There may also be other symptoms of GERD, such as mouth ulcers, chronic cough, asthma, and, most severely, aspiration pneumonia (pneumonia caused by food or liquids going into the lungs instead of the stomach). These can be treated or controlled with appropriate medications.

Dry mouth is also a frequent symptom. It often results in severe dental problems and yeast infections in the mouth that may be painful and may affect taste. The skin tightness also causes difficulty in getting adequate dental care because the mouth becomes smaller and cannot be opened widely (see Module on Mouth and Teeth Care).

Pulmonary (Lungs)

Inflammation of the lung sacs that exchange oxygen and carbon dioxide, is common. This can be a serious complication of scleroderma. Inflammation can lead to pulmonary fibrosis (scarring of the lungs) and restrictive lung disease. Pulmonary fibrosis occurs in 70% to 90% of people with scleroderma. Pulmonary fibrosis usually occurs within the first 3-5 years of disease. Not every patient develops severe pulmonary fibrosis and regular lung functions tests can determine who needs treatment. NOT EVERY PATIENT REQUIRES IMMUNOSUPPRESSIVE THERAPY.

It is important to get regular lung function tests (3-4/year) for the first 2-3 years in early disease. This is very important if you have diffuse scleroderma or have certain blood tests such as anti-SCL70 (anti-topoisomerase antibodies or nucleolar pattern) on your ANA.

Some people with scleroderma develop pulmonary arterial hypertension (PAH). PAH is high blood pressure in the arteries that move blood from the heart to the lungs. The heart has to pump harder. Symptoms range from coughing and shortness of breath (SOB) on exertion to SOB at rest, with need for continuous oxygen.

It is recommended that baseline pulmonary function tests (breathing tests) and echocardiograms (heart function tests) be done soon after you have a diagnosis of scleroderma. After that, experts recommend yearly pulmonary function tests and echocardiograms. Although you may eventually develop PAH, earlier diagnosis is associated with better outcomes, especially with FDA-approved medications.

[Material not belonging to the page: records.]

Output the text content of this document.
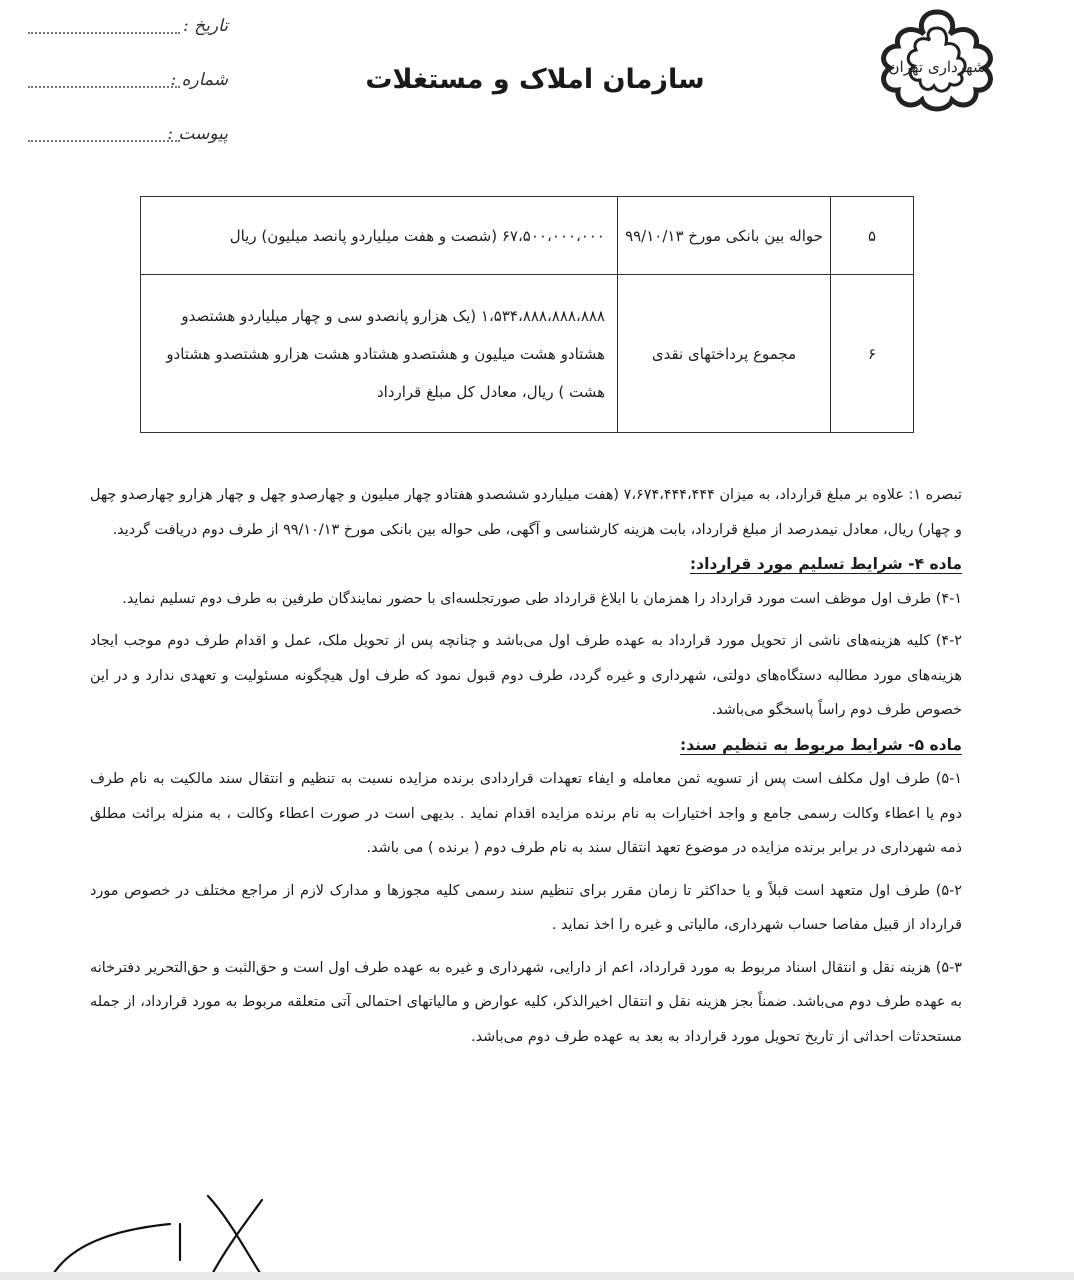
شهرداری تهران
سازمان املاک و مستغلات
تاریخ :
شماره :
پیوست :
۵	حواله بین بانکی مورخ ۹۹/۱۰/۱۳	۶۷،۵۰۰،۰۰۰،۰۰۰ (شصت و هفت میلیاردو پانصد میلیون) ریال
۶	مجموع پرداختهای نقدی	۱،۵۳۴،۸۸۸،۸۸۸،۸۸۸ (یک هزارو پانصدو سی و چهار میلیاردو هشتصدو هشتادو هشت میلیون و هشتصدو هشتادو هشت هزارو هشتصدو هشتادو هشت ) ریال، معادل کل مبلغ قرارداد

تبصره ۱: علاوه بر مبلغ قرارداد، به میزان ۷،۶۷۴،۴۴۴،۴۴۴ (هفت میلیاردو ششصدو هفتادو چهار میلیون و چهارصدو چهل و چهار هزارو چهارصدو چهل و چهار) ریال، معادل نیمدرصد از مبلغ قرارداد، بابت هزینه کارشناسی و آگهی، طی حواله بین بانکی مورخ ۹۹/۱۰/۱۳ از طرف دوم دریافت گردید.

ماده ۴- شرایط تسلیم مورد قرارداد:

۴-۱) طرف اول موظف است مورد قرارداد را همزمان با ابلاغ قرارداد طی صورتجلسه‌ای با حضور نمایندگان طرفین به طرف دوم تسلیم نماید.

۴-۲) کلیه هزینه‌های ناشی از تحویل مورد قرارداد به عهده طرف اول می‌باشد و چنانچه پس از تحویل ملک، عمل و اقدام طرف دوم موجب ایجاد هزینه‌های مورد مطالبه دستگاه‌های دولتی، شهرداری و غیره گردد، طرف دوم قبول نمود که طرف اول هیچگونه مسئولیت و تعهدی ندارد و در این خصوص طرف دوم راساً پاسخگو می‌باشد.

ماده ۵- شرایط مربوط به تنظیم سند:

۵-۱) طرف اول مکلف است پس از تسویه ثمن معامله و ایفاء تعهدات قراردادی برنده مزایده نسبت به تنظیم و انتقال سند مالکیت به نام طرف دوم یا اعطاء وکالت رسمی جامع و واجد اختیارات به نام برنده مزایده اقدام نماید . بدیهی است در صورت اعطاء وکالت ، به منزله برائت مطلق ذمه شهرداری در برابر برنده مزایده در موضوع تعهد انتقال سند به نام طرف دوم ( برنده ) می باشد.

۵-۲) طرف اول متعهد است قبلاً و یا حداکثر تا زمان مقرر برای تنظیم سند رسمی کلیه مجوزها و مدارک لازم از مراجع مختلف در خصوص مورد قرارداد از قبیل مفاصا حساب شهرداری، مالیاتی و غیره را اخذ نماید .

۵-۳) هزینه نقل و انتقال اسناد مربوط به مورد قرارداد، اعم از دارایی، شهرداری و غیره به عهده طرف اول است و حق‌الثبت و حق‌التحریر دفترخانه به عهده طرف دوم می‌باشد. ضمناً بجز هزینه نقل و انتقال اخیرالذکر، کلیه عوارض و مالیاتهای احتمالی آتی متعلقه مربوط به مورد قرارداد، از جمله مستحدثات احداثی از تاریخ تحویل مورد قرارداد به بعد به عهده طرف دوم می‌باشد.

In addition to specific information on how scleroderma affects African Americans, the module on African Americans contains more in-depth information on lung disease that is important and applies to everyone with scleroderma who has lung disease.

Cardiac (Heart)

Cardiac disease can occur in the heart muscle (myocardium) or in the heart covering (pericardium). Electrical system, or heartbeat, problems can also occur. Difficulty breathing with activity and palpitations (fast, irregular heartbeat) are among the most common symptoms. Early diagnosis is important to find out if people are developing these problems. An echocardiogram is helpful in screening for this involvement. An electrocardiogram and echocardiogram are recommended in every patient at the time of diagnosis. Yearly echocardiograms are recommended for every patient.

Renal (Kidneys)

Scleroderma renal crisis is a sudden and very high rise in blood pressure, a decrease in urine output, or no urine output. People are more likely to develop scleroderma renal crisis early in the disease if they have diffuse scleroderma with skin thickening on the chest and from the elbows to the shoulders, especially if they have RNA polymerase 3 antibody. One in four people with this positive (+) blood test, are affected by renal crisis. Early and aggressive treatment with a certain type of medication to reduce the blood pressure quickly is extremely important to prevent permanent kidney damage.

If you have systemic scleroderma you should take your blood pressure (BP) 3 times a week, especially early in the disease. You should keep a blood pressure log. Any significant changes in blood pressure should be reported to your health care provider. Generally, if your BP increases by 15-20 points (systolic or diastolic) with or without symptoms you should contact your doctor. The blood pressure log should be brought to all doctors’ appointments (see Module on Emergencies).

Neurological (Nerves)

Neurological problems are rare in people with scleroderma. Carpal tunnel syndrome and entrapment of the ulnar nerve occur in a small percentage of patients. These are usually seen early in the disease.